Make sense to anyone else? The reverb prompt today was this:
I’m sure most people would take that and start thinking about their blog, or their short story, or poem, or novel. Me? I immediately go to my dissertation.
My dissertation that has about three sentences in it.
After a year.
Why don’t I work on it? I could give you all the usual reasons: new baby, full time job, husband, house, blah blah blah. But the real reason is simple.
I don’t want to. I have been in college since
dinosaurs roamed the earth fuck, let’s see … carry the one … 1998. Jesus, 12 years. I am tired. I want to go home at night and be with my family and not think about technicaltopicthatmyadvisorhasfundingtostudy. When I do spend time working on research, I remember why I’m doing this. I enjoy it; I enjoy studying and learning, and the topic has direct application in my career. But writing and compiling and having to think about how all the moving parts work together? Exhausting.

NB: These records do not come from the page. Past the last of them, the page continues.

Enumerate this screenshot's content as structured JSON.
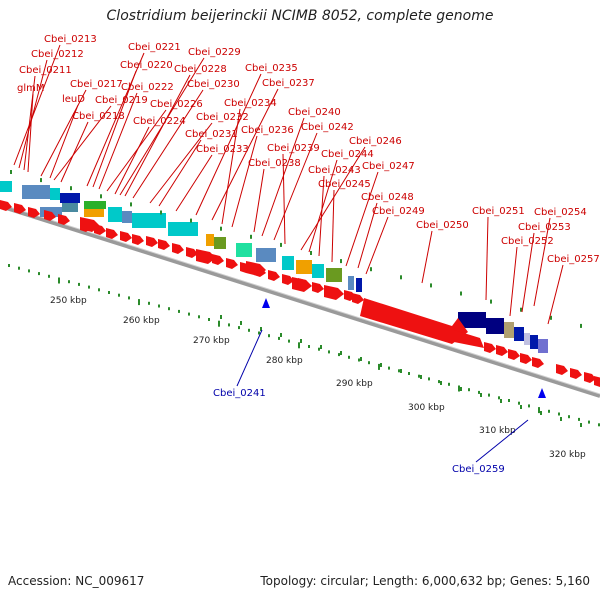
{
  "title": "Clostridium beijerinckii NCIMB 8052, complete genome",
  "footer": {
    "accession": "Accession: NC_009617",
    "topology": "Topology: circular; Length: 6,000,632 bp; Genes: 5,160"
  },
  "map": {
    "backbone_color": "#999999",
    "forward_gene_color": "#ee1111",
    "label_color_top": "#cc0000",
    "label_color_reverse": "#0000aa",
    "scale_ticks": [
      "250 kbp",
      "260 kbp",
      "270 kbp",
      "280 kbp",
      "290 kbp",
      "300 kbp",
      "310 kbp",
      "320 kbp"
    ],
    "top_gene_labels": [
      "Cbei_0213",
      "Cbei_0212",
      "Cbei_0211",
      "glmM",
      "Cbei_0217",
      "leuD",
      "Cbei_0219",
      "Cbei_0218",
      "Cbei_0221",
      "Cbei_0220",
      "Cbei_0222",
      "Cbei_0226",
      "Cbei_0224",
      "Cbei_0229",
      "Cbei_0228",
      "Cbei_0230",
      "Cbei_0232",
      "Cbei_0231",
      "Cbei_0233",
      "Cbei_0235",
      "Cbei_0237",
      "Cbei_0234",
      "Cbei_0236",
      "Cbei_0238",
      "Cbei_0240",
      "Cbei_0242",
      "Cbei_0239",
      "Cbei_0246",
      "Cbei_0244",
      "Cbei_0243",
      "Cbei_0245",
      "Cbei_0247",
      "Cbei_0248",
      "Cbei_0249",
      "Cbei_0250",
      "Cbei_0251",
      "Cbei_0254",
      "Cbei_0253",
      "Cbei_0252",
      "Cbei_0257"
    ],
    "reverse_gene_labels": [
      "Cbei_0241",
      "Cbei_0259"
    ]
  }
}
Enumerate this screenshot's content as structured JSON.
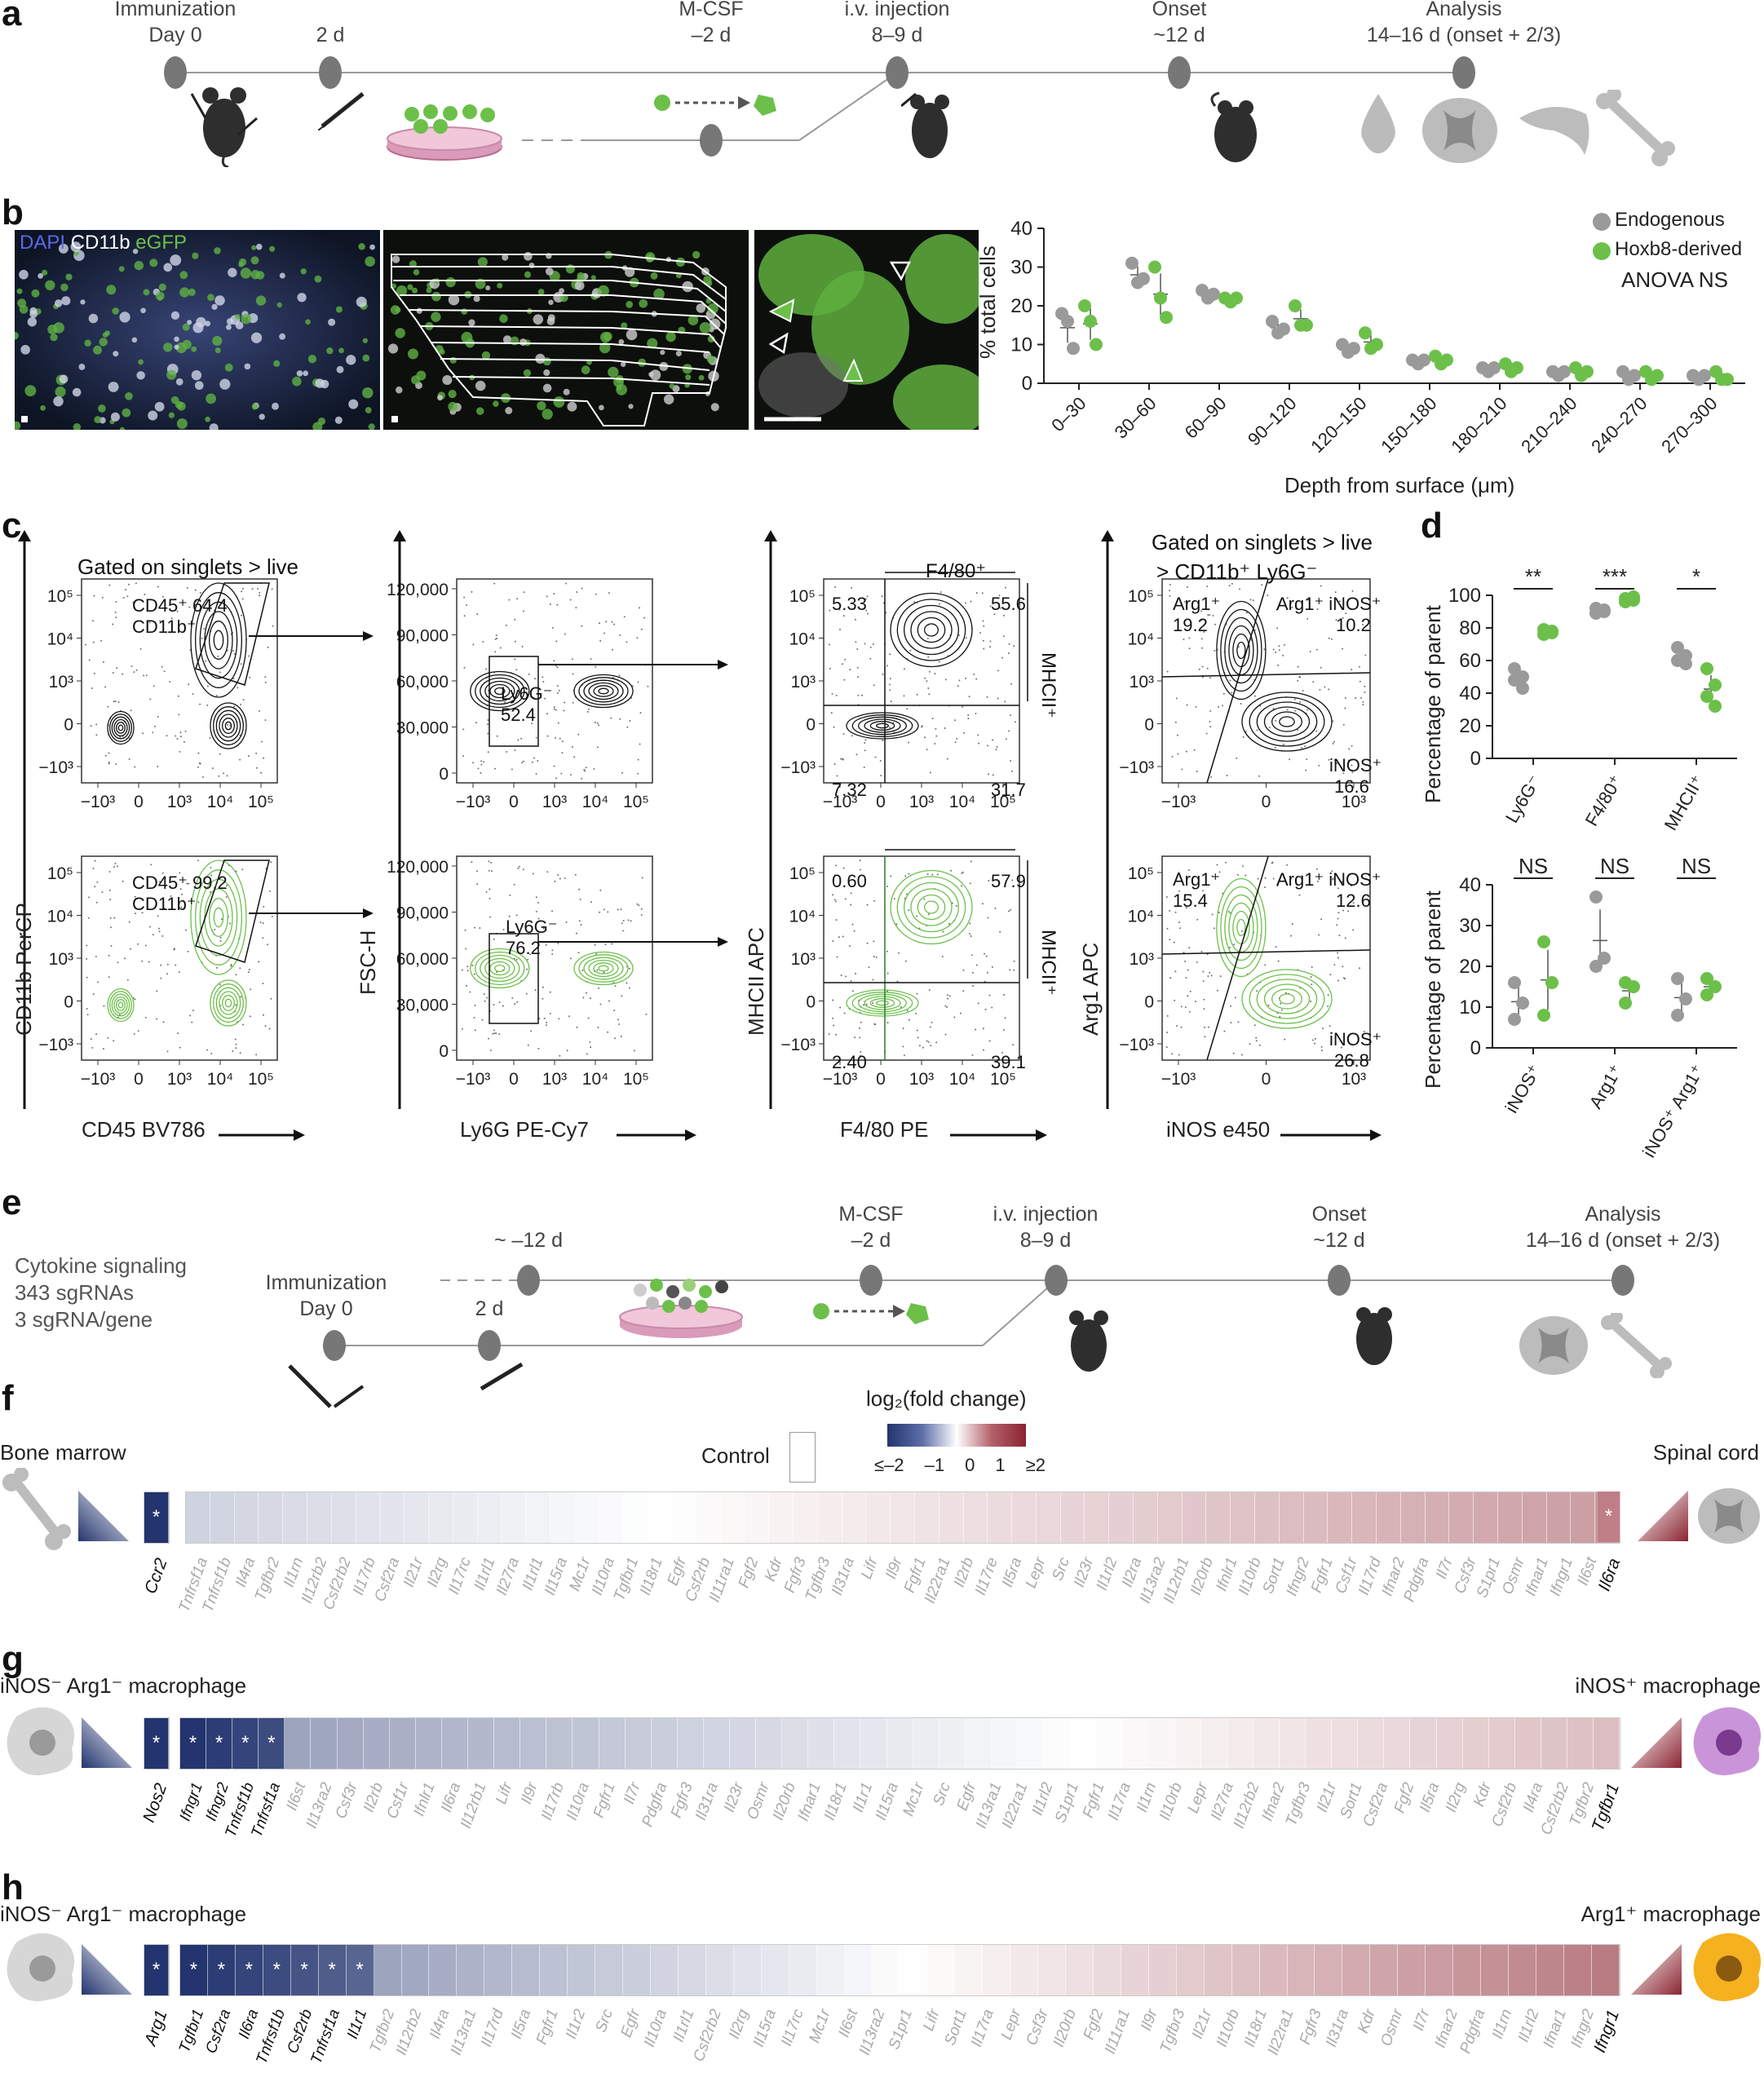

I want to finish. I have come too damn far to quit now. But I almost wish that I had never started down this road.
So while I was putting the baby down tonight, in the dark with no distractions, I started thinking about the math involved in finishing this. One paragraph each day for 365 days = 365 paragraphs. 365 paragraphs / 4 paragraphs per page = 91ish pages. 91ish pages = almost a full dissertation. Seeing as I’m scheduled to graduate in 2012, that’s the rate I need to be writing at.
A paragraph a day. I can do that.
So henceforth, I am instituting NaDissWriYear. I am committing to writing one paragraph each day for the next 365 days. If I get more than that, whoot! But if not, at a minimum, I’ll be well on my way.